O executivo destaca que curiosamente a pressão pela adoção de novos conceitos partiu da área financeira. “É um processo industrial, mas o demandante é o time financeiro”, disse. “Com produção mais acelerada, o dinheiro acaba voltando rapidamente, melhorando o fluxo de caixa.” O que inclui a administração da agenda exportadora – 40% da receita de 2020 saiu do canal de exportação. Por tabela, isso minimiza riscos regionais e sazonais. “Quando você tem um leque de mercados diferentes consegue uma estabilidade muito grande, além de manter parte importante da receita em moeda forte, em dólares ou euros.” Com uma história que migrou de apagar incêndio a colocar pressão, a Mat segue com sua alma adolescente rumo ao centenário.

Luiz Fernando Gennari Assaf é administrador de empresas e preside a Mat há nove anos

Luiz Fernando Gennari Assaf (Crédito:Eduardo Medrano)

A Mat é… uma multinacional brasileira com mais de 80 anos, referência e líder nas Américas na produção de cilindros para gases à alta pressão.

A missão da empresa é… prover soluções de armazenamento para gases.

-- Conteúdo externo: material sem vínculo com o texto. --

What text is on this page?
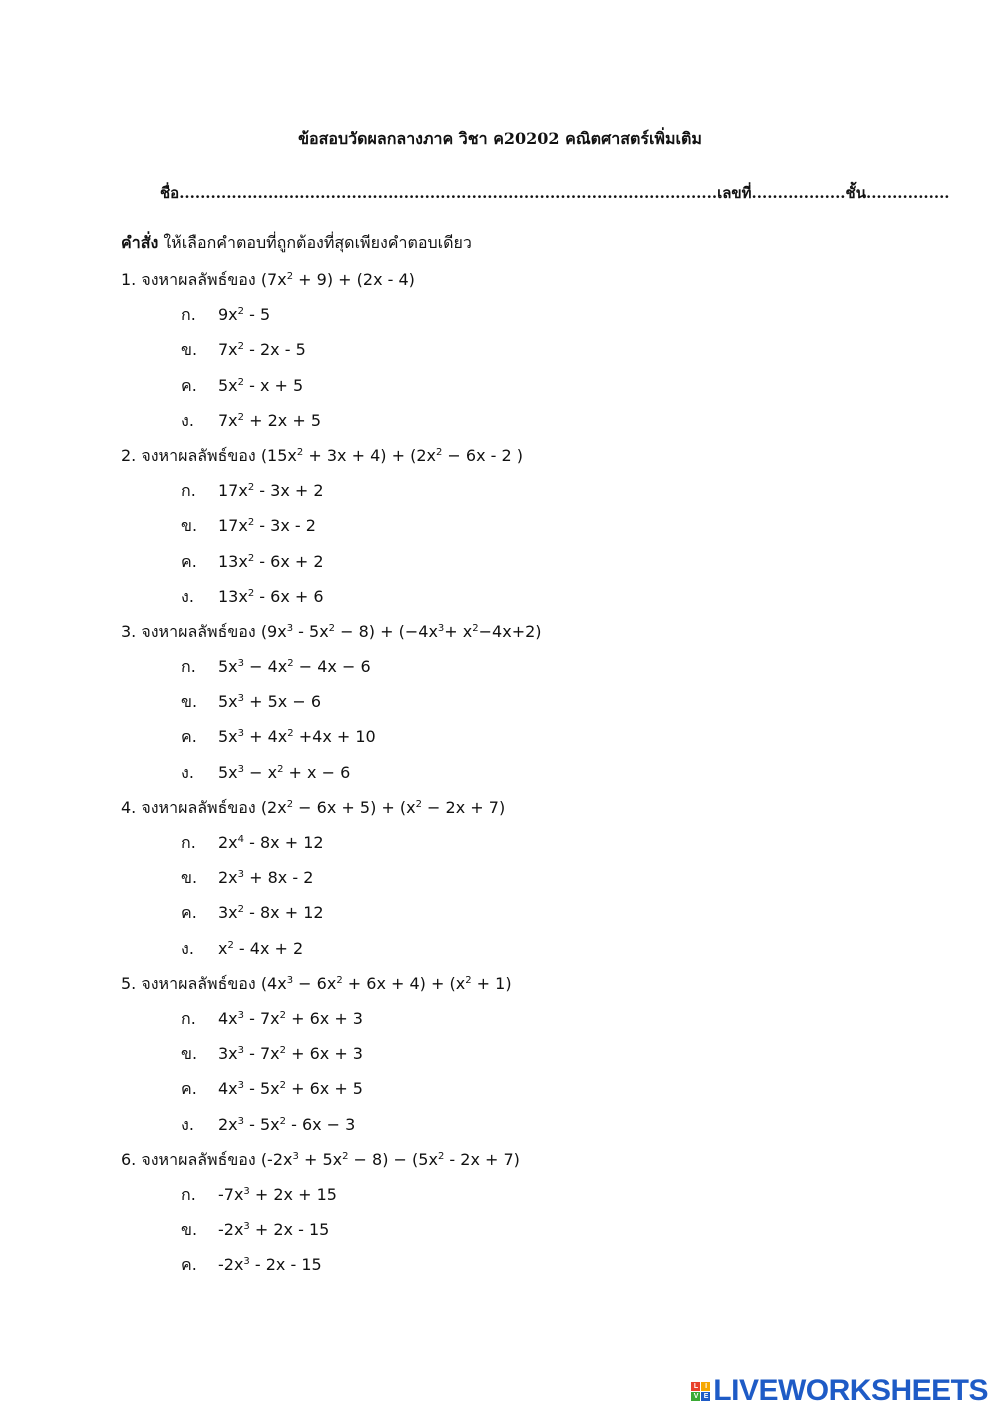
ข้อสอบวัดผลกลางภาค วิชา ค20202 คณิตศาสตร์เพิ่มเติม
ชื่อ.......................................................................................................เลขที่..................ชั้น................
คำสั่ง ให้เลือกคำตอบที่ถูกต้องที่สุดเพียงคำตอบเดียว
1. จงหาผลลัพธ์ของ $(7x^2 + 9) + (2x - 4)$
ก. $9x^2 - 5$
ข. $7x^2 - 2x - 5$
ค. $5x^2 - x + 5$
ง. $7x^2 + 2x + 5$
2. จงหาผลลัพธ์ของ $(15x^2 + 3x + 4) + (2x^2 - 6x - 2$ )
ก. $17x^2 - 3x + 2$
ข. $17x^2 - 3x - 2$
ค. $13x^2 - 6x + 2$
ง. $13x^2 - 6x + 6$
3. จงหาผลลัพธ์ของ $(9x^3 - 5x^2 - 8) + (-4x^3+ x^2-4x+2)$
ก. $5x^3 - 4x^2 - 4x - 6$
ข. $5x^3 + 5x - 6$
ค. $5x^3 + 4x^2 +4x + 10$
ง. $5x^3 - x^2 + x - 6$
4. จงหาผลลัพธ์ของ $(2x^2 - 6x + 5) + (x^2 - 2x + 7)$
ก. $2x^4 - 8x + 12$
ข. $2x^3 + 8x - 2$
ค. $3x^2 - 8x + 12$
ง. $x^2 - 4x + 2$
5. จงหาผลลัพธ์ของ $(4x^3 - 6x^2 + 6x + 4) + (x^2 + 1)$
ก. $4x^3 - 7x^2 + 6x + 3$
ข. $3x^3 - 7x^2 + 6x + 3$
ค. $4x^3 - 5x^2 + 6x + 5$
ง. $2x^3 - 5x^2 - 6x - 3$
6. จงหาผลลัพธ์ของ $(-2x^3 + 5x^2 - 8) - (5x^2 - 2x + 7)$
ก. $-7x^3 + 2x + 15$
ข. $-2x^3 + 2x - 15$
ค. $-2x^3 - 2x - 15$
L	I
V E LIVEWORKSHEETS
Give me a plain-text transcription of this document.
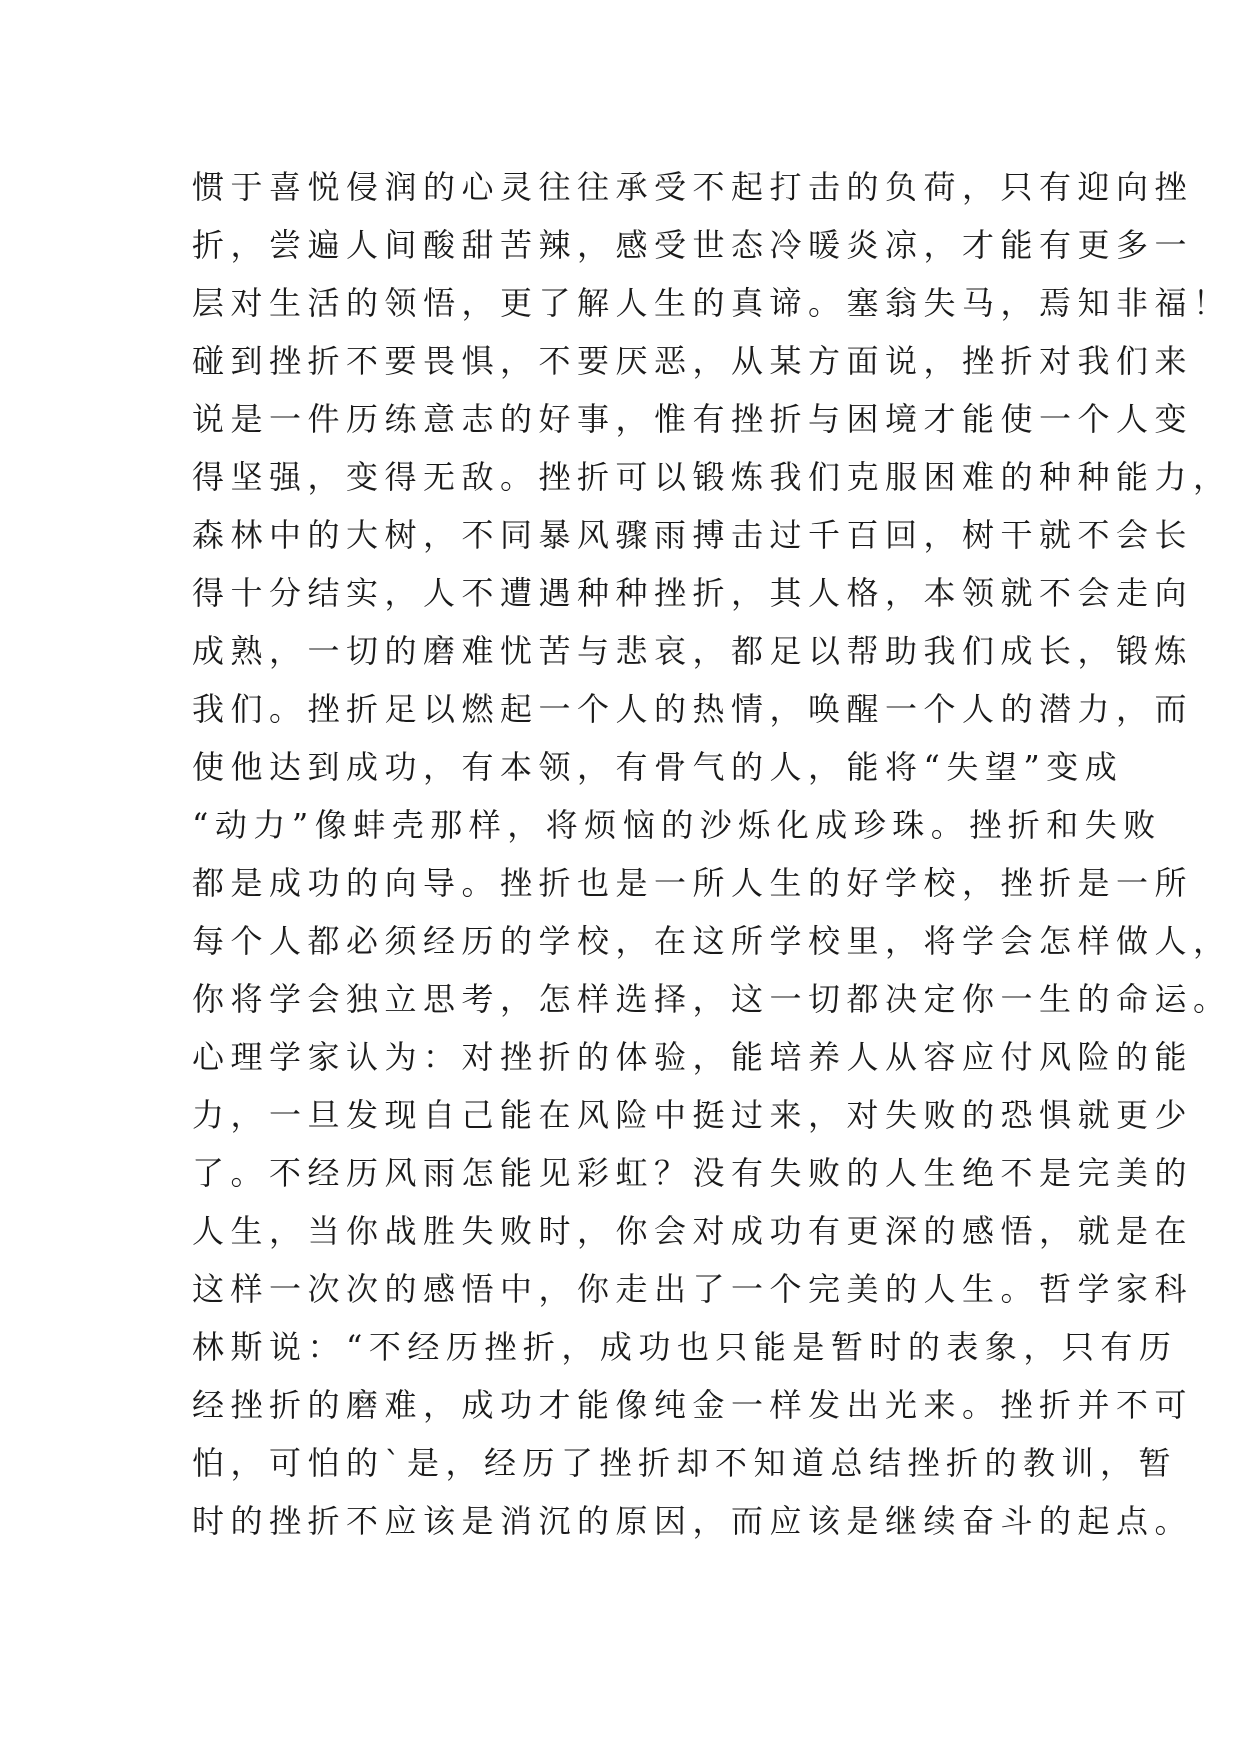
惯于喜悦侵润的心灵往往承受不起打击的负荷，只有迎向挫
折，尝遍人间酸甜苦辣，感受世态冷暖炎凉，才能有更多一
层对生活的领悟，更了解人生的真谛。塞翁失马，焉知非福！
碰到挫折不要畏惧，不要厌恶，从某方面说，挫折对我们来
说是一件历练意志的好事，惟有挫折与困境才能使一个人变
得坚强，变得无敌。挫折可以锻炼我们克服困难的种种能力，
森林中的大树，不同暴风骤雨搏击过千百回，树干就不会长
得十分结实，人不遭遇种种挫折，其人格，本领就不会走向
成熟，一切的磨难忧苦与悲哀，都足以帮助我们成长，锻炼
我们。挫折足以燃起一个人的热情，唤醒一个人的潜力，而
使他达到成功，有本领，有骨气的人，能将“失望”变成
“动力”像蚌壳那样，将烦恼的沙烁化成珍珠。挫折和失败
都是成功的向导。挫折也是一所人生的好学校，挫折是一所
每个人都必须经历的学校，在这所学校里，将学会怎样做人，
你将学会独立思考，怎样选择，这一切都决定你一生的命运。
心理学家认为：对挫折的体验，能培养人从容应付风险的能
力，一旦发现自己能在风险中挺过来，对失败的恐惧就更少
了。不经历风雨怎能见彩虹？没有失败的人生绝不是完美的
人生，当你战胜失败时，你会对成功有更深的感悟，就是在
这样一次次的感悟中，你走出了一个完美的人生。哲学家科
林斯说：“不经历挫折，成功也只能是暂时的表象，只有历
经挫折的磨难，成功才能像纯金一样发出光来。挫折并不可
怕，可怕的`是，经历了挫折却不知道总结挫折的教训，暂
时的挫折不应该是消沉的原因，而应该是继续奋斗的起点。
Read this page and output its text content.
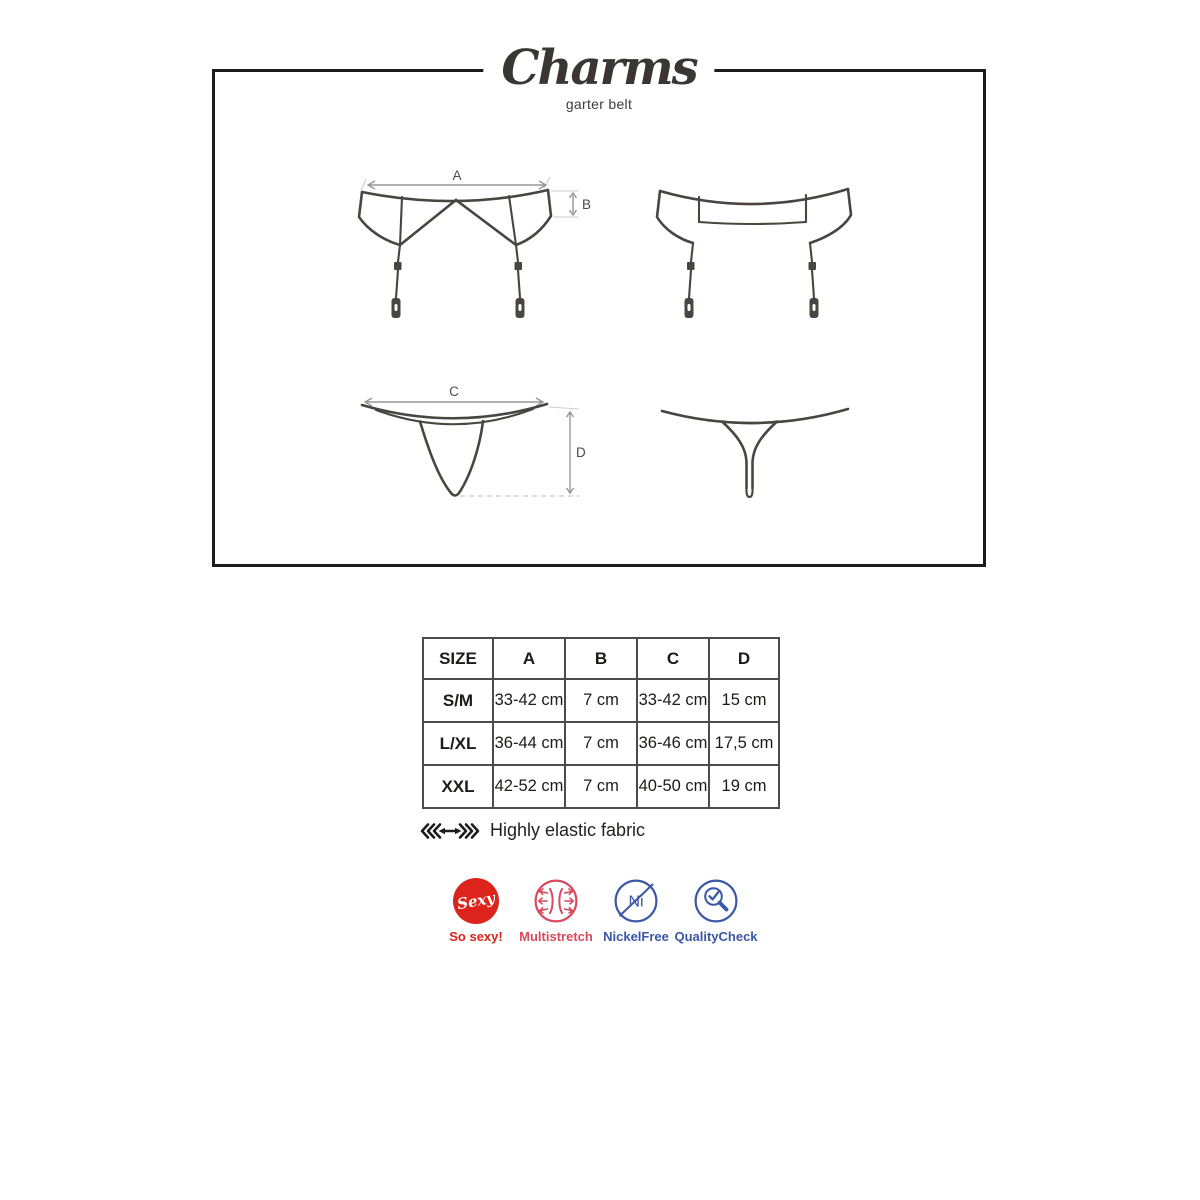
Charms
garter belt
A
B
C
D
SIZE	A	B	C	D
S/M	33-42 cm	7 cm	33-42 cm	15 cm
L/XL	36-44 cm	7 cm	36-46 cm	17,5 cm
XXL	42-52 cm	7 cm	40-50 cm	19 cm
Highly elastic fabric
Sexy
So sexy! Multistretch
Ni
NickelFree QualityCheck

O próximo passo será… a continuidade do nosso plano de internacionalização e o lançamento de novas linhas de produtos. Temos projetos voltados à área energética, mas ainda aguardando a recuperação da economia.

Nossa meta é… crescer 15% em 2021.

A tecnologia será disruptiva… em processos produtivos e gerenciais, o que permitirá ganhos de produtividade significativos. Com a pandemia, a transformação tecnológica foi muito acelerada. Da noite para o dia, um arcabouço tecnológico teve de ser colocado de pé de maneira muito rápida dentro das empresas. Nada disso será revertido.

A próxima tendência será… uma revolução tecnológica focada em estratégias ESG. Nossa sociedade tem uma enorme dívida ambiental e as soluções futuras buscarão ser cada vez mais sustentáveis.

As palavras que definiram 2020 foram… resiliência e flexibilidade.

A frase que definirá 2021 será…“Já tomou a vacina?”

Seu lema de vida é… deixar um legado positivo.

Como legado você pretende… contrariar os pessimistas.